An der schmalen Speisetafel der modernen Erhard-Heimstätte im Park des Palais Schaumburg drängten sich 24 Koalitionsunterhändler. Es gab belegte Brötchen, und des Kanzlers Hausdame, Fräulein von Quistorp, servierte nach Wunsch Sekt, Whisky, Bier oder Saft. Der Kanzler wählte wie immer - und in den vergangenen Tagen weniger mäßig als regelmäßig - Whisky. Fraktionschef Barzel orderte Sekt: »Ich bin Optimist.«
Einer fehlte: Franz-Josef Strauß. Der CSU-Chef hatte in letzter Minute abgesagt.

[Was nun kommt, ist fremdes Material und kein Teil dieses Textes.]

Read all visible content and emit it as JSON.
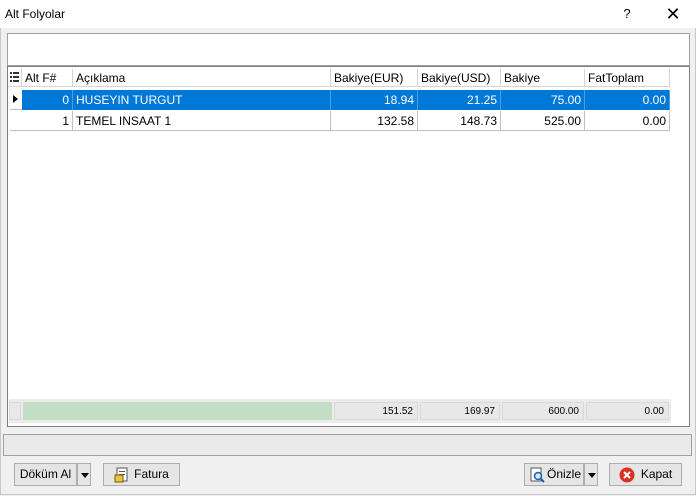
{
  "window": {
    "title": "Alt Folyolar",
    "help_glyph": "?",
    "close_glyph": "✕"
  },
  "grid": {
    "columns": [
      "Alt F#",
      "Açıklama",
      "Bakiye(EUR)",
      "Bakiye(USD)",
      "Bakiye",
      "FatToplam"
    ],
    "rows": [
      {
        "alt_f": "0",
        "aciklama": "HUSEYIN TURGUT",
        "bakiye_eur": "18.94",
        "bakiye_usd": "21.25",
        "bakiye": "75.00",
        "fattoplam": "0.00",
        "selected": true
      },
      {
        "alt_f": "1",
        "aciklama": "TEMEL INSAAT 1",
        "bakiye_eur": "132.58",
        "bakiye_usd": "148.73",
        "bakiye": "525.00",
        "fattoplam": "0.00",
        "selected": false
      }
    ],
    "totals": {
      "bakiye_eur": "151.52",
      "bakiye_usd": "169.97",
      "bakiye": "600.00",
      "fattoplam": "0.00"
    }
  },
  "buttons": {
    "dokum_al": "Döküm Al",
    "fatura": "Fatura",
    "onizle": "Önizle",
    "kapat": "Kapat"
  },
  "colors": {
    "selection": "#0078d7",
    "totals_bar": "#c2dfc6",
    "kapat_icon": "#d93025"
  }
}
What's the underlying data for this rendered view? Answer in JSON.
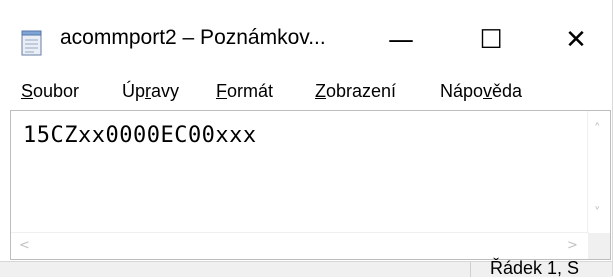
{
  "window": {
    "title": "acommport2 – Poznámkov...",
    "icon": "notepad-icon",
    "controls": {
      "minimize": "—",
      "maximize": "☐",
      "close": "✕"
    }
  },
  "menu": [
    {
      "pre": "",
      "u": "S",
      "post": "oubor"
    },
    {
      "pre": "Úp",
      "u": "r",
      "post": "avy"
    },
    {
      "pre": "",
      "u": "F",
      "post": "ormát"
    },
    {
      "pre": "",
      "u": "Z",
      "post": "obrazení"
    },
    {
      "pre": "Nápo",
      "u": "v",
      "post": "ěda"
    }
  ],
  "editor": {
    "content": "15CZxx0000EC00xxx"
  },
  "scrollbars": {
    "up": "˄",
    "down": "˅",
    "left": "<",
    "right": ">"
  },
  "status": {
    "position": "Řádek 1, S"
  }
}
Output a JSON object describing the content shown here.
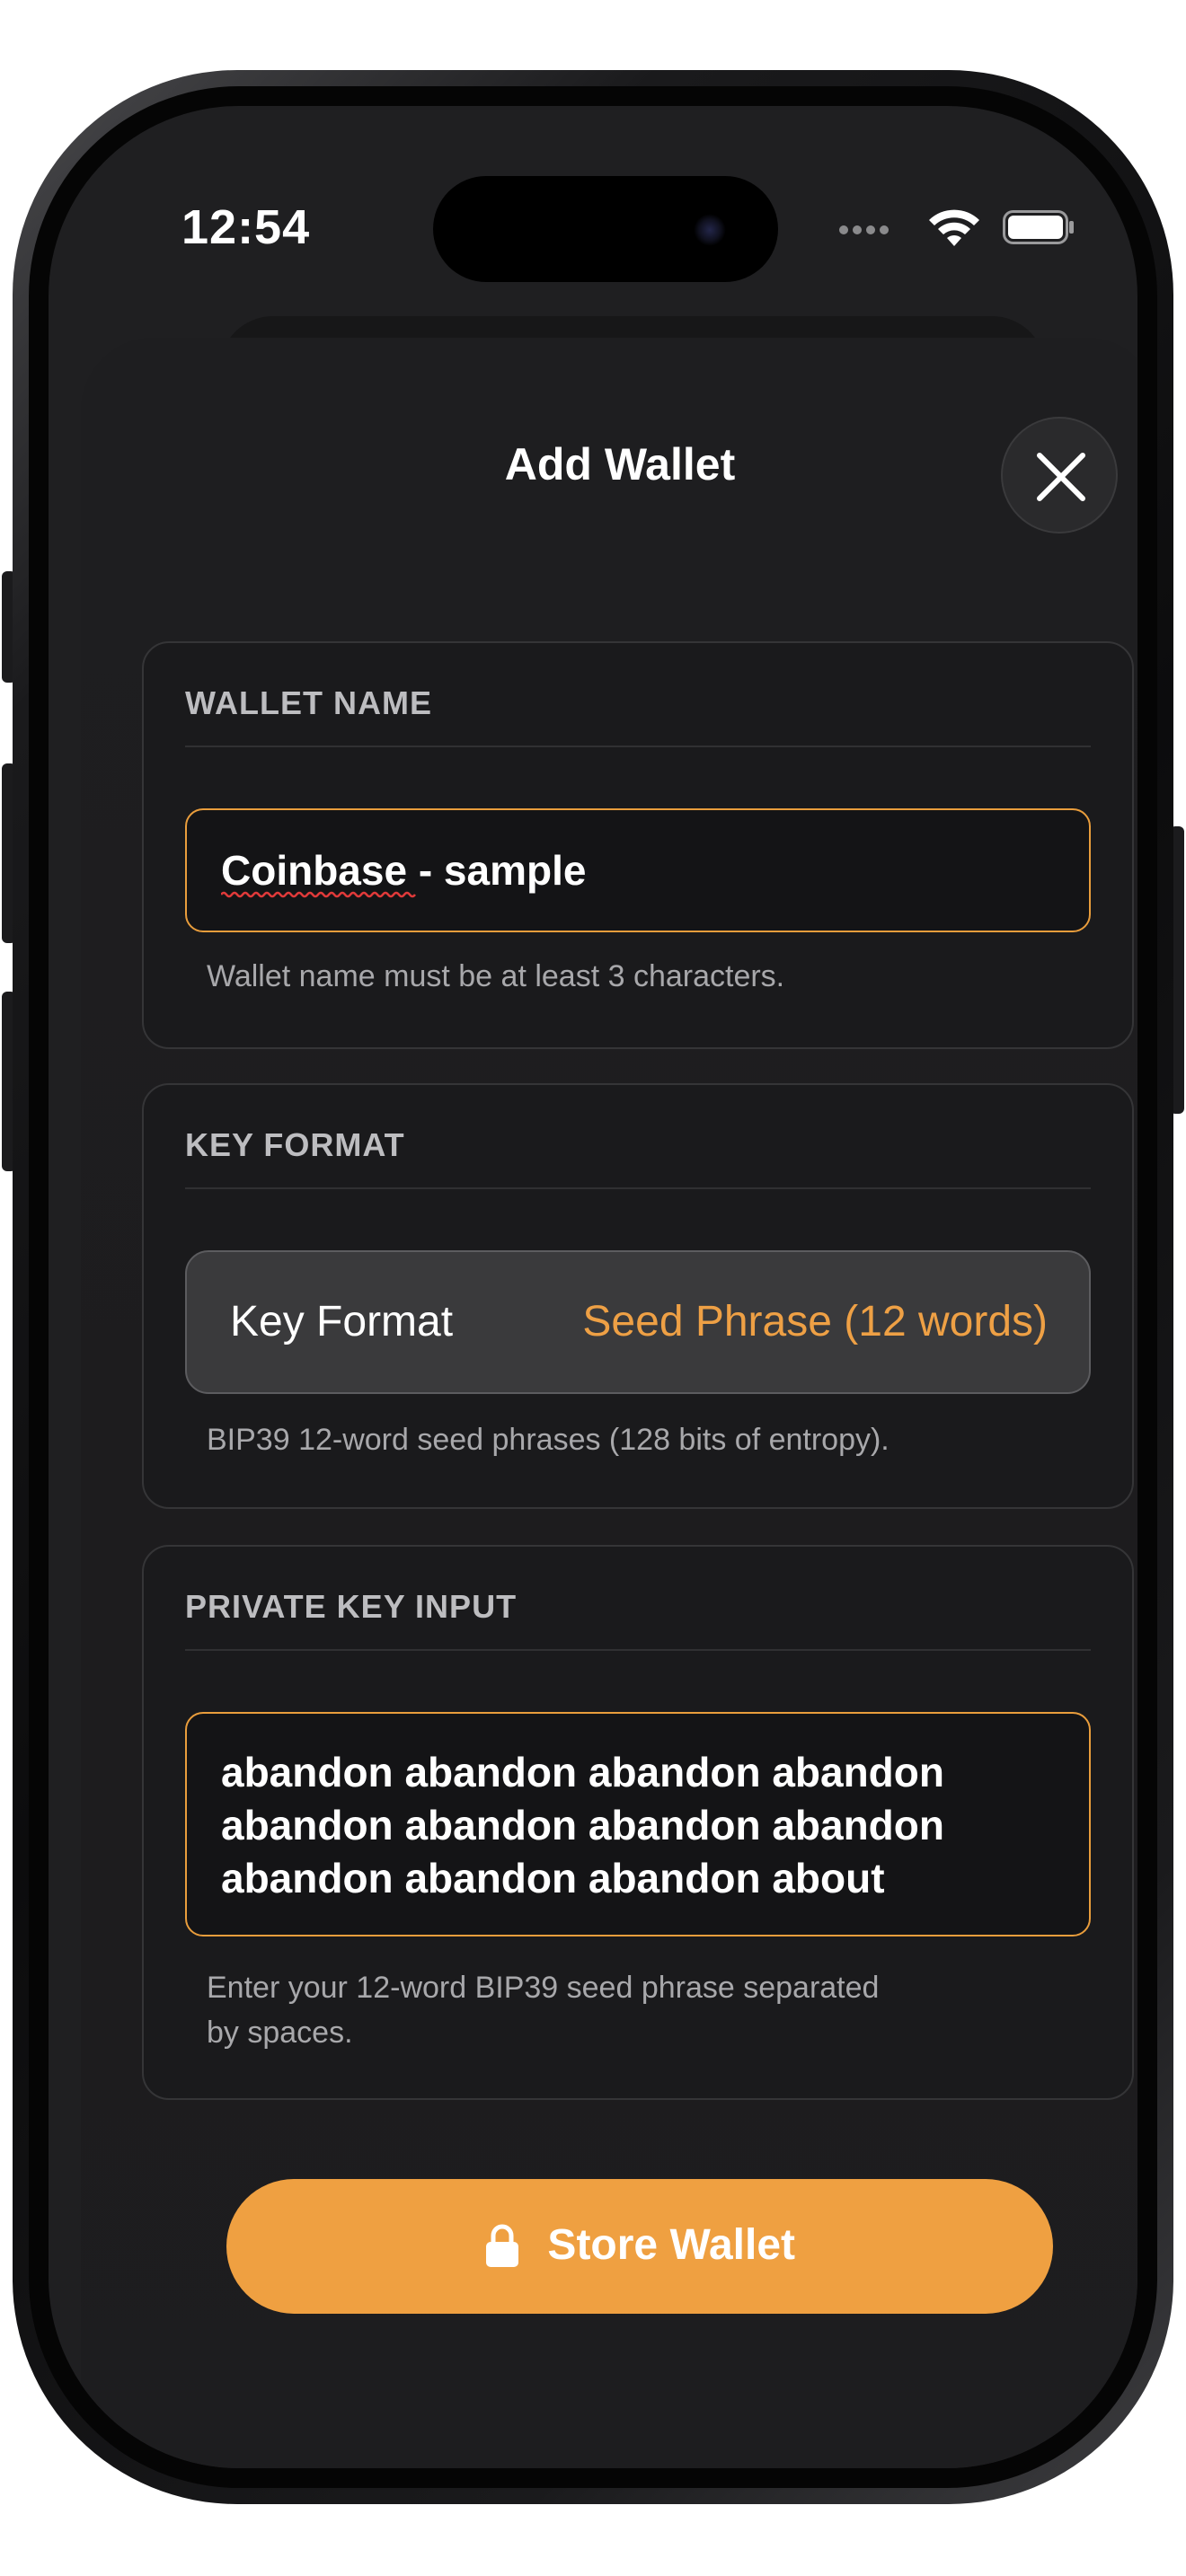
{
  "status_bar": {
    "time": "12:54"
  },
  "sheet": {
    "title": "Add Wallet"
  },
  "wallet_name": {
    "section_label": "WALLET NAME",
    "value": "Coinbase - sample",
    "helper": "Wallet name must be at least 3 characters."
  },
  "key_format": {
    "section_label": "KEY FORMAT",
    "row_label": "Key Format",
    "selected_value": "Seed Phrase (12 words)",
    "helper": "BIP39 12-word seed phrases (128 bits of entropy)."
  },
  "private_key": {
    "section_label": "PRIVATE KEY INPUT",
    "lines": [
      "abandon abandon abandon abandon",
      "abandon abandon abandon abandon",
      "abandon abandon abandon about"
    ],
    "helper_lines": [
      "Enter your 12-word BIP39 seed phrase separated",
      "by spaces."
    ]
  },
  "store_button": {
    "label": "Store Wallet",
    "icon": "lock-icon"
  },
  "colors": {
    "accent": "#EFA041",
    "background": "#1F1F21",
    "card": "#1A1A1C"
  }
}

Vorher hatte er sich telephonisch mit Rainer Barzel verständigt, der ihn sogleich in diesem demonstrativen Akt unterstützte.

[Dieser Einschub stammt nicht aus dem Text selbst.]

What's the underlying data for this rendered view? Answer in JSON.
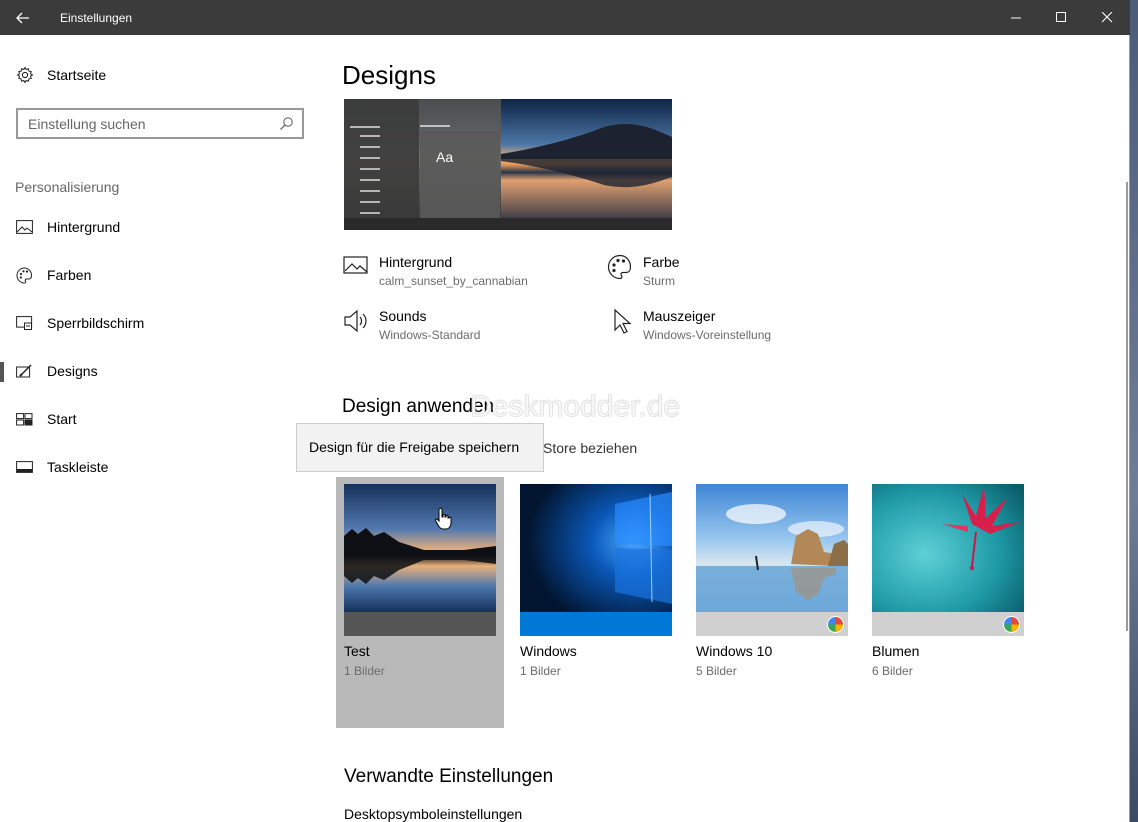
{
  "window": {
    "title": "Einstellungen"
  },
  "sidebar": {
    "home_label": "Startseite",
    "search_placeholder": "Einstellung suchen",
    "group_label": "Personalisierung",
    "items": [
      {
        "label": "Hintergrund",
        "icon": "picture-icon"
      },
      {
        "label": "Farben",
        "icon": "palette-icon"
      },
      {
        "label": "Sperrbildschirm",
        "icon": "lock-screen-icon"
      },
      {
        "label": "Designs",
        "icon": "designs-icon",
        "active": true
      },
      {
        "label": "Start",
        "icon": "start-icon"
      },
      {
        "label": "Taskleiste",
        "icon": "taskbar-icon"
      }
    ]
  },
  "main": {
    "title": "Designs",
    "preview_text": "Aa",
    "attributes": [
      {
        "label": "Hintergrund",
        "value": "calm_sunset_by_cannabian",
        "icon": "picture-icon"
      },
      {
        "label": "Farbe",
        "value": "Sturm",
        "icon": "palette-icon"
      },
      {
        "label": "Sounds",
        "value": "Windows-Standard",
        "icon": "speaker-icon"
      },
      {
        "label": "Mauszeiger",
        "value": "Windows-Voreinstellung",
        "icon": "pointer-icon"
      }
    ],
    "apply_heading": "Design anwenden",
    "watermark": "Deskmodder.de",
    "tooltip": "Design für die Freigabe speichern",
    "store_link": "Store beziehen",
    "themes": [
      {
        "name": "Test",
        "count": "1 Bilder",
        "selected": true
      },
      {
        "name": "Windows",
        "count": "1 Bilder"
      },
      {
        "name": "Windows 10",
        "count": "5 Bilder",
        "multicolor": true
      },
      {
        "name": "Blumen",
        "count": "6 Bilder",
        "multicolor": true
      }
    ],
    "related_heading": "Verwandte Einstellungen",
    "related_links": [
      "Desktopsymboleinstellungen"
    ]
  },
  "colors": {
    "titlebar": "#3b3b3b",
    "windows_blue": "#0078d7",
    "selected_tile": "#b9b9b9"
  }
}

Seine Absage begründete Strauß schriftlich unter der Anrede »Sehr geehrter Herr Bundeskanzler, lieber Herr Erhard«. In dem Schreiben hieß es, daß Erhards und Schröders einsamer Entschluß, der Verlegung des Nato-Rats zuzustimmen, dem kürzlichen Beschluß der Fraktion widerspreche, die Bundesregierung solle einen sichtbaren Schritt auf Frankreich hin tun. Außerdem habe er mit Bestürzung von der Absicht gehört, das geltende Devisenhilfeabkommen zu prolongieren. Er könne die Mitverantwortung für diese Politik nun nicht mehr übernehmen.
Nicht nur wegen Straußens ostentativer Abkehr war die Stimmung im Bungalow gereizt. Zur gleichen Zeit, als die Herren zum Abendessen eintrafen, hatte, wie Kanzlergehilfen auf Notizzetteln mitteilten, FDP-Major Erich Mende in der Fernseh-Sendung »Panorama« erklärt, die Freien Demokraten seien notfalls auch bereit, in Bonn mit der SPD eine Regierung zu bilden.

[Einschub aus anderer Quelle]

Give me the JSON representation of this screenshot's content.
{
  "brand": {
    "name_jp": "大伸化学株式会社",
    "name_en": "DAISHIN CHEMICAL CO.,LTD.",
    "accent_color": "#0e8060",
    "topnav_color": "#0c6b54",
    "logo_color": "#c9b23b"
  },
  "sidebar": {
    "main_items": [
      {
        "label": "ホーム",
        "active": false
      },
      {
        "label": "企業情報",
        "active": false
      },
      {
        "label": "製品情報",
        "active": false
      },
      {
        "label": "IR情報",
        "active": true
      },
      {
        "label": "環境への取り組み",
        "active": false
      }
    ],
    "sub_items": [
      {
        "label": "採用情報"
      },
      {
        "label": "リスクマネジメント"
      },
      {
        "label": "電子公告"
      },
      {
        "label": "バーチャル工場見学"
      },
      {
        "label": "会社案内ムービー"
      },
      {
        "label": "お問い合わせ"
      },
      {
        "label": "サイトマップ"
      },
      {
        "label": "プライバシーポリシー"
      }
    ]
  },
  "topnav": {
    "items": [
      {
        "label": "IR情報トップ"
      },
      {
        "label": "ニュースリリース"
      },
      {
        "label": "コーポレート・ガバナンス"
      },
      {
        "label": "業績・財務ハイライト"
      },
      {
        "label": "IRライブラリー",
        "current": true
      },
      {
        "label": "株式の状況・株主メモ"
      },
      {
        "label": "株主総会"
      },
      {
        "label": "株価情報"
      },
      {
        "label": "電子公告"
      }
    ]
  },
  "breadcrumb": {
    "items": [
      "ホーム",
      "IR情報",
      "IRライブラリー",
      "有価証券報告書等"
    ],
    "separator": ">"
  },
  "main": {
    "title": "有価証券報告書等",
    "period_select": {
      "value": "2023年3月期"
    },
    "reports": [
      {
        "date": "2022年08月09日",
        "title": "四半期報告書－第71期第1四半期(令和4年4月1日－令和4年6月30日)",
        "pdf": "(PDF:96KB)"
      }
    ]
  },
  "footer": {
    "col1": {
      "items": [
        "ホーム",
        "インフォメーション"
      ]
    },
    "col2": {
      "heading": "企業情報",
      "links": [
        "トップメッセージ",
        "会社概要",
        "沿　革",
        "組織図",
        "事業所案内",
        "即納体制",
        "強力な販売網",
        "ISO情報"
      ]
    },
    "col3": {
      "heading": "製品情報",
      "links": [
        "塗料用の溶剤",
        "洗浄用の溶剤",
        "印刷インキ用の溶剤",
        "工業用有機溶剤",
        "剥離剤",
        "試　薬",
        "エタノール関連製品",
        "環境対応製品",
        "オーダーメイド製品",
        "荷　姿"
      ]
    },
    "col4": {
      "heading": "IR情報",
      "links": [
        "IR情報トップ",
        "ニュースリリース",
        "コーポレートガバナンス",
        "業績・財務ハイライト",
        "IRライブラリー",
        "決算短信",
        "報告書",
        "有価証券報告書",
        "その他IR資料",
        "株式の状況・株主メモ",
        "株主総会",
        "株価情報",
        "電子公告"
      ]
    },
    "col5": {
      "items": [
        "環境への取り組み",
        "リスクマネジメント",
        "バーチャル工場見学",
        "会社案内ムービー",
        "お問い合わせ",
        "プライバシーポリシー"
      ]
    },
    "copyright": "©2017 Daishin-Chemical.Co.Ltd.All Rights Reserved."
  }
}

Als dann bei der anschließenden Diskussion der übernervöse frühere FDPFinanzminister Heinz Starke aus Schlesien mit hastiger Lehrhaftigkeit über Soll und Haben des Bonner Budgets referierte, mangerte der münsterländische CDU-Abgeordnete und frühere Arbeits- und Verteidigungsminister Theo Blank dazwischen: »Sie können doch hier gar nicht für die FDP sprechen. Sie haben doch keine Ahnung.« Der aus Böhmen stammende Freidemokrat Siegfried Zoglmann empfand Blanks Attacke als Angriff auf die FDP-Solidarität und schnellte hoch: »Das ist eine Ungeheuerlichkeit, die wir zurückweisen.« Sachse Hans-Dietrich Genscher fing an, die Akten zusammenzupacken: »Ich lehne es ab, weiter zu verhandeln, wenn diese Diffamierung nicht vom Tisch kommt.« Aber Ostpreuße Barzel beschwichtigte: »Lassen wir die Sache auf sich beruhen.«
Der christdemokratische Fraktionsdirigent wollte sich nicht im Kleinkampf verschleißen, sondern den Koalitionsgenossen eine Blankokapitulation abverlangen. Bevor über Haushaltsdetails gesprochen werde, müsse die FDP sich grundsätzlich bereit erklären, notfalls auch Steuererhöhungen zuzustimmen.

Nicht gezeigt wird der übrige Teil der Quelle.